Return all possible palindrome partitioning of s.
For example, given s = "aab",
Return
[
["aa","b"],
["a","a","b"]
]
Analysis
Back tracking (DFS) problem,基本模式为:
- 判断条件:在哪种情况下可以吧list加入result,返回
- for 循环,变量i:
- 取一个subset放入list(符合一定条件)
- call dfs 函数,pos变量变为与i相关
- 把subset remove
对于这道题,用隔板的思想。pos代表从哪个字幕开始判断。

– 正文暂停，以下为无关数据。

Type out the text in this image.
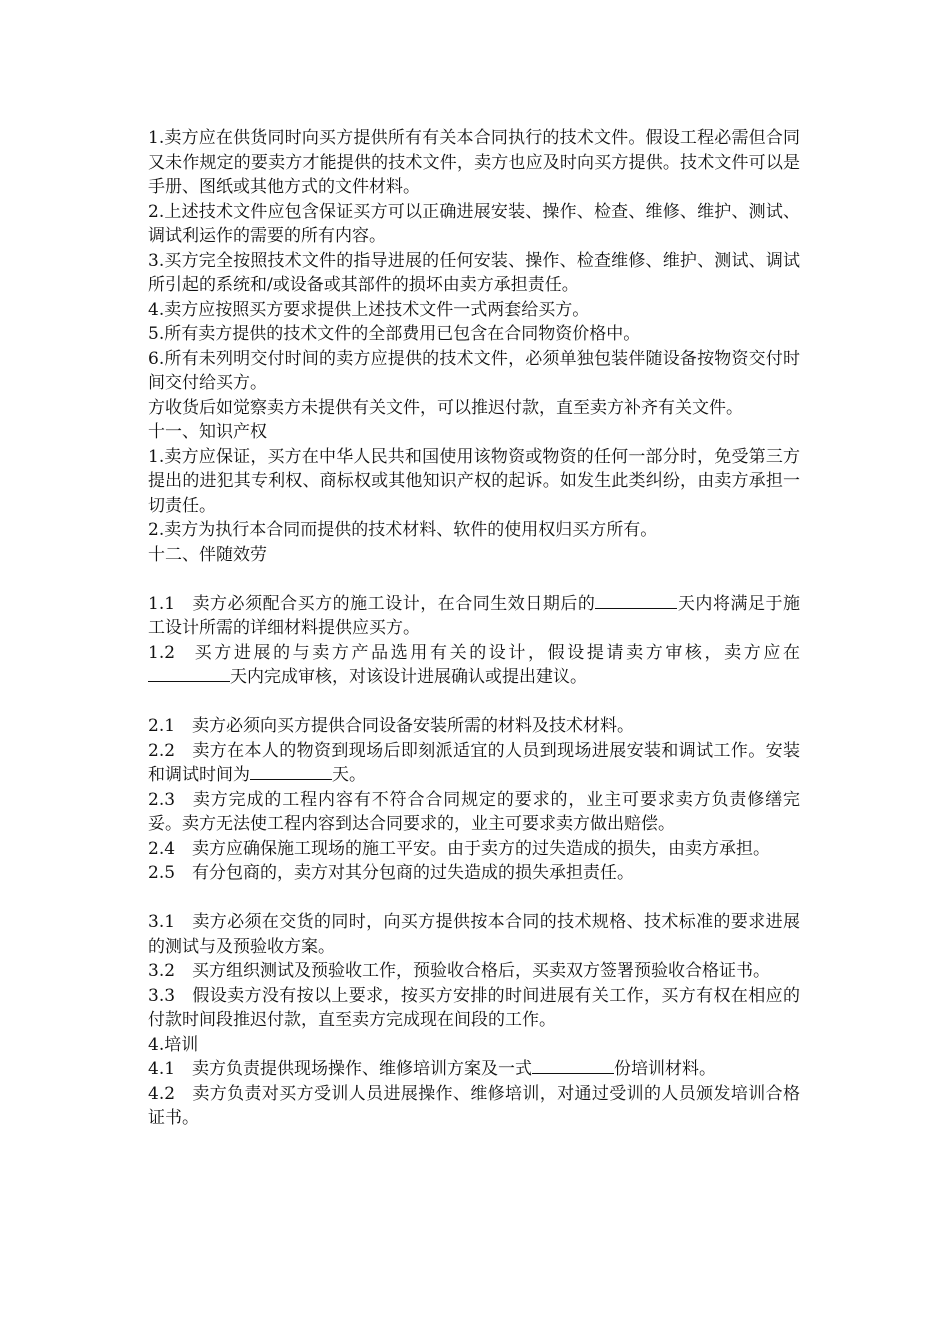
1.卖方应在供货同时向买方提供所有有关本合同执行的技术文件。假设工程必需但合同又未作规定的要卖方才能提供的技术文件，卖方也应及时向买方提供。技术文件可以是手册、图纸或其他方式的文件材料。

2.上述技术文件应包含保证买方可以正确进展安装、操作、检查、维修、维护、测试、调试利运作的需要的所有内容。

3.买方完全按照技术文件的指导进展的任何安装、操作、检查维修、维护、测试、调试所引起的系统和/或设备或其部件的损坏由卖方承担责任。

4.卖方应按照买方要求提供上述技术文件一式两套给买方。

5.所有卖方提供的技术文件的全部费用已包含在合同物资价格中。

6.所有未列明交付时间的卖方应提供的技术文件，必须单独包装伴随设备按物资交付时间交付给买方。

方收货后如觉察卖方未提供有关文件，可以推迟付款，直至卖方补齐有关文件。

十一、知识产权

1.卖方应保证，买方在中华人民共和国使用该物资或物资的任何一部分时，免受第三方提出的进犯其专利权、商标权或其他知识产权的起诉。如发生此类纠纷，由卖方承担一切责任。

2.卖方为执行本合同而提供的技术材料、软件的使用权归买方所有。

十二、伴随效劳

1.1 卖方必须配合买方的施工设计，在合同生效日期后的	天内将满足于施工设计所需的详细材料提供应买方。

1.2 买方进展的与卖方产品选用有关的设计，假设提请卖方审核，卖方应在天内完成审核，对该设计进展确认或提出建议。

2.1 卖方必须向买方提供合同设备安装所需的材料及技术材料。

2.2 卖方在本人的物资到现场后即刻派适宜的人员到现场进展安装和调试工作。安装和调试时间为	天。

2.3 卖方完成的工程内容有不符合合同规定的要求的，业主可要求卖方负责修缮完妥。卖方无法使工程内容到达合同要求的，业主可要求卖方做出赔偿。

2.4 卖方应确保施工现场的施工平安。由于卖方的过失造成的损失，由卖方承担。

2.5 有分包商的，卖方对其分包商的过失造成的损失承担责任。

3.1 卖方必须在交货的同时，向买方提供按本合同的技术规格、技术标准的要求进展的测试与及预验收方案。

3.2 买方组织测试及预验收工作，预验收合格后，买卖双方签署预验收合格证书。

3.3 假设卖方没有按以上要求，按买方安排的时间进展有关工作，买方有权在相应的付款时间段推迟付款，直至卖方完成现在间段的工作。

4.培训

4.1 卖方负责提供现场操作、维修培训方案及一式	份培训材料。

4.2 卖方负责对买方受训人员进展操作、维修培训，对通过受训的人员颁发培训合格证书。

循环中的i用来代表隔板的位置。
- 判断条件:如果隔板已经到最后了,那么说明成功了,把这个list放到result里去。
- for循环隔板位置
- 选择pos到i的一段substring
- 如果substring不是palindrome,continue
- 如果是palindrome,则把这个substring加入到list里去
- call dfs函数,新的pos是i,意思是看隔板后面的substring情况。
- 把现有substring从list里除去。
s="aab"
for: substring =
"a"; pass "ab"; "a", "b" or "ab"
"aa"; pass "b"
"aab": not palindrome
Code
public class Solution {
public List<List<String>> partition(String s) {
List<List<String>> result = new ArrayList<List<String>>();
List<String> list = new ArrayList<String>();
if(s.length()==0) {return result;}
backTrack(list, result, s, 0);
return result;
}
private void backTrack(List<String> list, List<List<String>> result, String s, int pos){
if(pos == s.length()) {
result.add(new ArrayList<String>(list));
return;
}
for(int i=pos+1; i<=s.length(); i++){
String substr = s.substring(pos, i);
if(!isPalindrome(substr)){continue;}
list.add(substr);
backTrack(list, result, s, i);
list.remove(list.size()-1);
}
}
private boolean isPalindrome(String s){
//note empty string cannot be put in the result in this question, so it is regarded as not palindrome
if (s==null || s.isEmpty()) {return false;}
int n = s.length();
for(int i=0; i<n/2; i++){
if (s.charAt(i)!=s.charAt(n-1-i)) {return false;}
}
return true;
}
}
Notes
- string.substring(start, end): 包括start指向的char,不包括end指向的char